What is new is the impact of technology. The internet gives would-be priests access to souls worldwide, and allows them to repackage their advice into compelling, publicly-available content. The reality TV show Couples Therapy has had 50 million viewers, for instance. While Perel’s episodes conceal the identity of their subjects, Couples Therapy has not only real names but faces. A misanthrope might wonder whether that accounts in part for its wild success — there’s nothing like watching a real relationship melt down in real time. We watch Love Island for the drama of hot 20-somethings cycling through new relationships. How different is it to watch a 30-something couple conclude on TV that this is probably the end, skilfully assisted by a therapist?
Perhaps it’s about how the therapy-as-content is presented. If it exists only as emotional pornography to feed our outrage, resentment, or lust for drama, there’s nothing very therapeutic going on. When it gives us the opportunity to think expansively about what sacrifice, loyalty or trade-offs mean in our interactions with one another, then it carries both personal and social benefits.
The way those stories are packaged and sold inevitably shapes the way we use them in the wild.
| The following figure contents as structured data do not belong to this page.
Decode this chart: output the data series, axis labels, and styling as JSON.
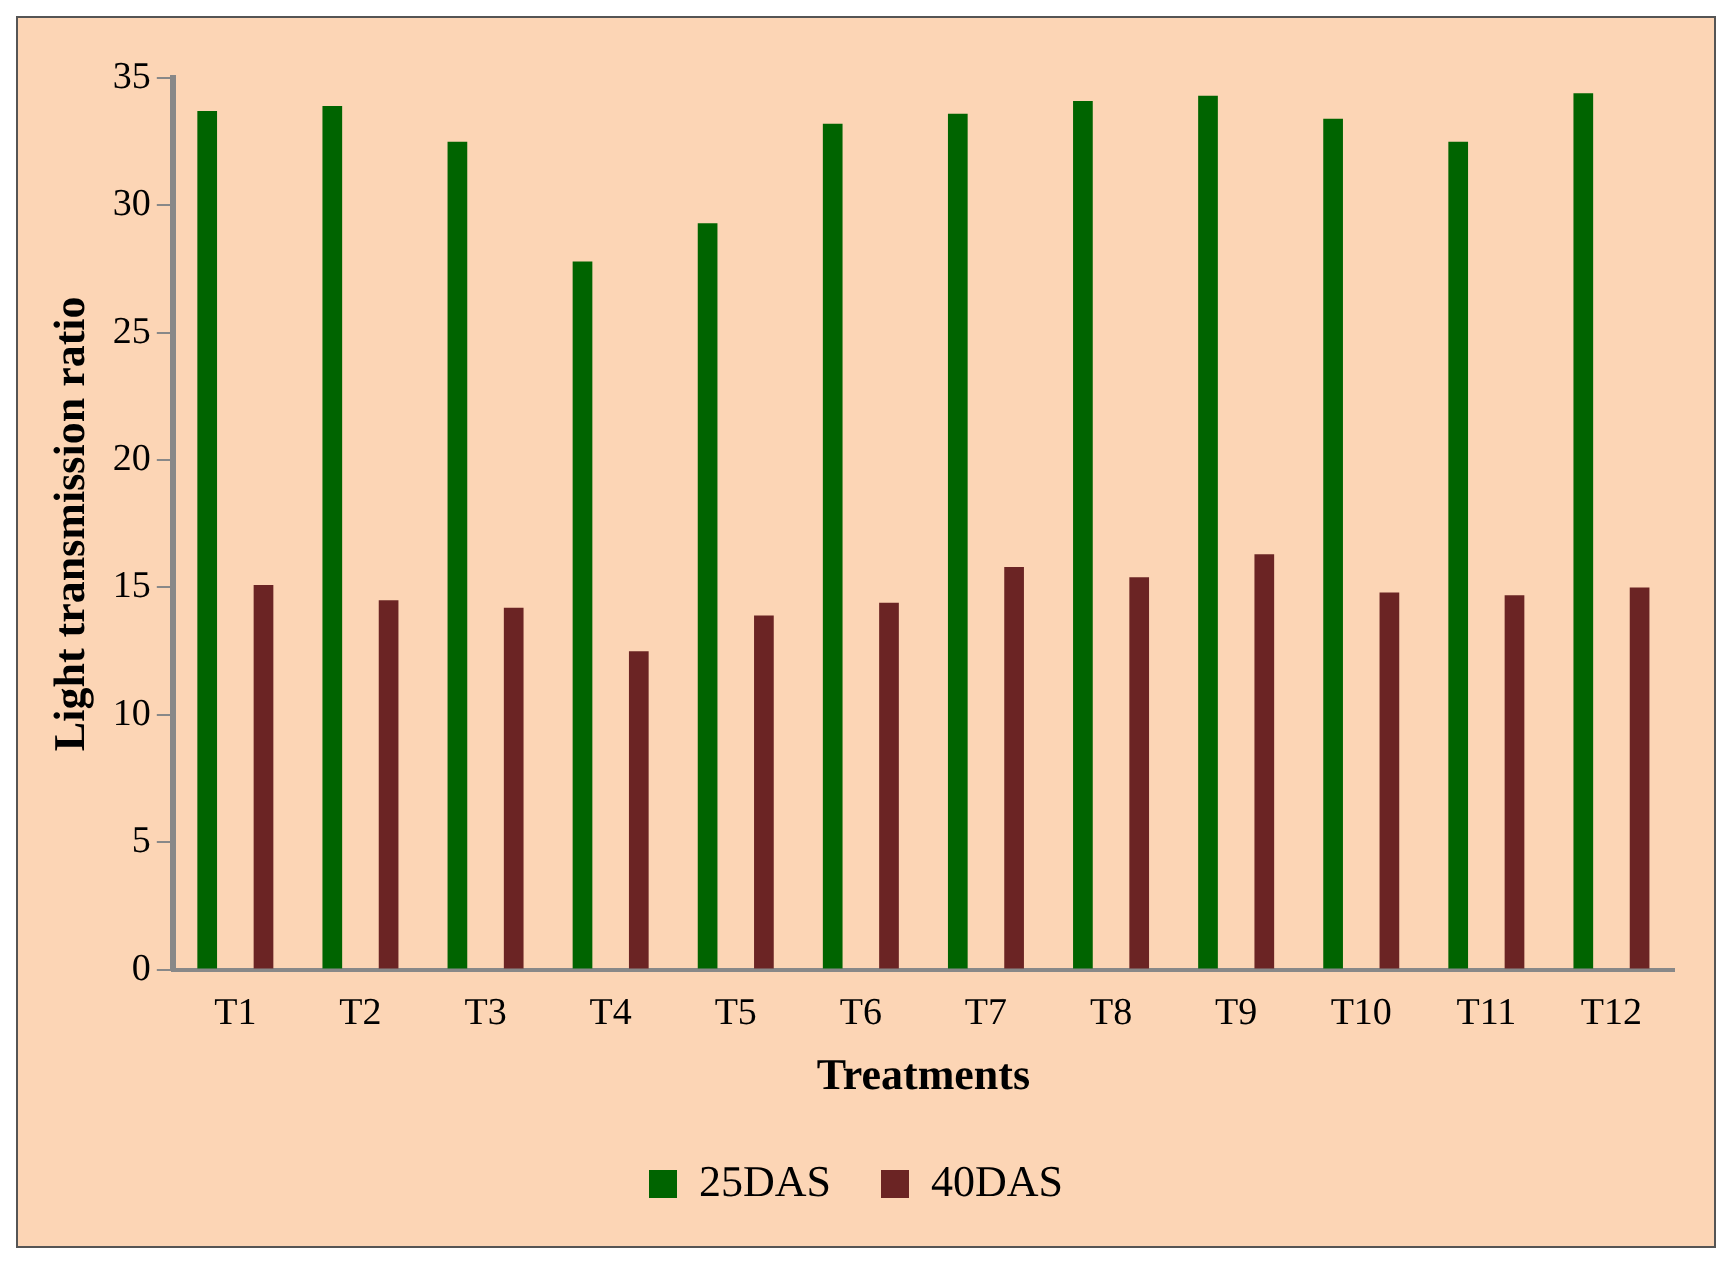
{
  "chart_data": {
    "type": "bar",
    "xlabel": "Treatments",
    "ylabel": "Light transmission ratio",
    "categories": [
      "T1",
      "T2",
      "T3",
      "T4",
      "T5",
      "T6",
      "T7",
      "T8",
      "T9",
      "T10",
      "T11",
      "T12"
    ],
    "series": [
      {
        "name": "25DAS",
        "color": "#006400",
        "values": [
          33.7,
          33.9,
          32.5,
          27.8,
          29.3,
          33.2,
          33.6,
          34.1,
          34.3,
          33.4,
          32.5,
          34.4
        ]
      },
      {
        "name": "40DAS",
        "color": "#6b2424",
        "values": [
          15.1,
          14.5,
          14.2,
          12.5,
          13.9,
          14.4,
          15.8,
          15.4,
          16.3,
          14.8,
          14.7,
          15.0
        ]
      }
    ],
    "ylim": [
      0,
      35
    ],
    "yticks": [
      0,
      5,
      10,
      15,
      20,
      25,
      30,
      35
    ],
    "grid": false,
    "legend": "bottom"
  }
}
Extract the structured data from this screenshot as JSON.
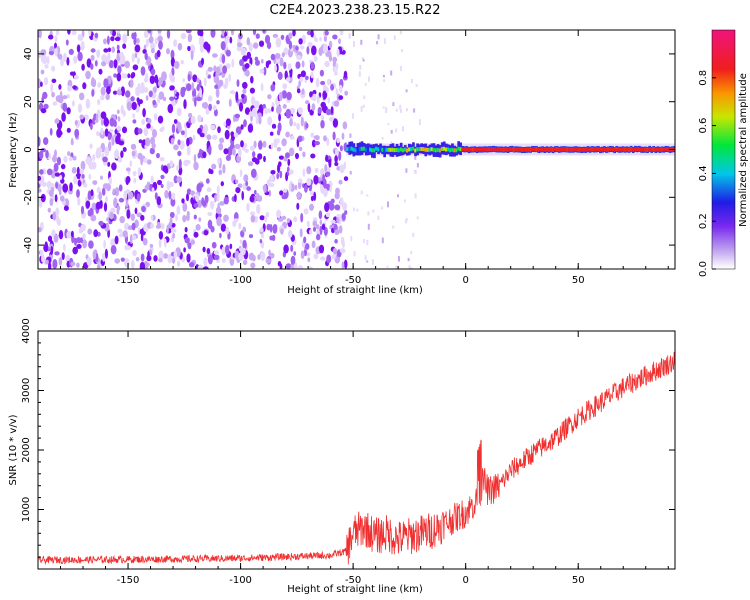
{
  "title": "C2E4.2023.238.23.15.R22",
  "chart_data": [
    {
      "type": "heatmap",
      "xlabel": "Height of straight line (km)",
      "ylabel": "Frequency (Hz)",
      "xlim": [
        -190,
        93
      ],
      "ylim": [
        -50,
        50
      ],
      "xticks": [
        -150,
        -100,
        -50,
        0,
        50
      ],
      "xtick_labels": [
        "-150",
        "-100",
        "-50",
        "0",
        "50"
      ],
      "yticks": [
        -40,
        -20,
        0,
        20,
        40
      ],
      "ytick_labels": [
        "-40",
        "-20",
        "0",
        "20",
        "40"
      ],
      "colorbar": {
        "label": "Normalized spectral amplitude",
        "range": [
          0,
          1
        ],
        "ticks": [
          0,
          0.2,
          0.4,
          0.6,
          0.8
        ],
        "tick_labels": [
          "0.0",
          "0.2",
          "0.4",
          "0.6",
          "0.8"
        ]
      },
      "features": {
        "noise_region_x": [
          -190,
          -53
        ],
        "signal_start_x": -53,
        "signal_frequency_hz": 0
      }
    },
    {
      "type": "line",
      "xlabel": "Height of straight line (km)",
      "ylabel": "SNR (10 * v/v)",
      "xlim": [
        -190,
        93
      ],
      "ylim": [
        0,
        4000
      ],
      "xticks": [
        -150,
        -100,
        -50,
        0,
        50
      ],
      "xtick_labels": [
        "-150",
        "-100",
        "-50",
        "0",
        "50"
      ],
      "yticks": [
        1000,
        2000,
        3000,
        4000
      ],
      "ytick_labels": [
        "1000",
        "2000",
        "3000",
        "4000"
      ],
      "series_color": "#f03030",
      "series": [
        {
          "x": [
            -190,
            -150,
            -100,
            -60,
            -53,
            -50,
            -45,
            -40,
            -35,
            -30,
            -25,
            -20,
            -15,
            -10,
            -5,
            0,
            5,
            8,
            10,
            15,
            20,
            30,
            40,
            50,
            60,
            70,
            80,
            93
          ],
          "y": [
            150,
            160,
            180,
            230,
            300,
            600,
            700,
            550,
            600,
            500,
            550,
            600,
            650,
            750,
            850,
            950,
            1150,
            1500,
            1300,
            1400,
            1650,
            1950,
            2200,
            2550,
            2800,
            3050,
            3250,
            3500
          ]
        }
      ]
    }
  ]
}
Create shorts for kids that introduce a layer of conflict to ordinary hardships, and they’ll probably end up more lost and distressed. Edit a day of footage showing couples bickering by the poolside into a half-hour show of shallow emotions, and you’re arguably complicit in manipulating them for malign ends. Carefully stitch together real-life therapy sessions to represent a couple’s deepest challenges, with their informed consent, as Couples Therapy does, and you’ll have a largely thoughtful audience who, though titillated, are also inclined to care about the interpersonal conflict presented, and its broader social implications.
Likewise, Where Shall We Begin? avoids the hyperinflated trauma, lurid revelations and psychobabble that get the attention on TikTok or television, instead teasing out nuance and deep understanding from its subjects. Like a good priest, Perel offers her flock pastoral care, even when she is saying things it’s hard to hear. Perel’s clients are parables for her congregation. Every session, focused on one interpersonal relationship, poses big-question questions: about what it means to be a man, or married, or loyal. Each encourages us, therefore, to think a little harder about the principles for which we no longer have a blueprint.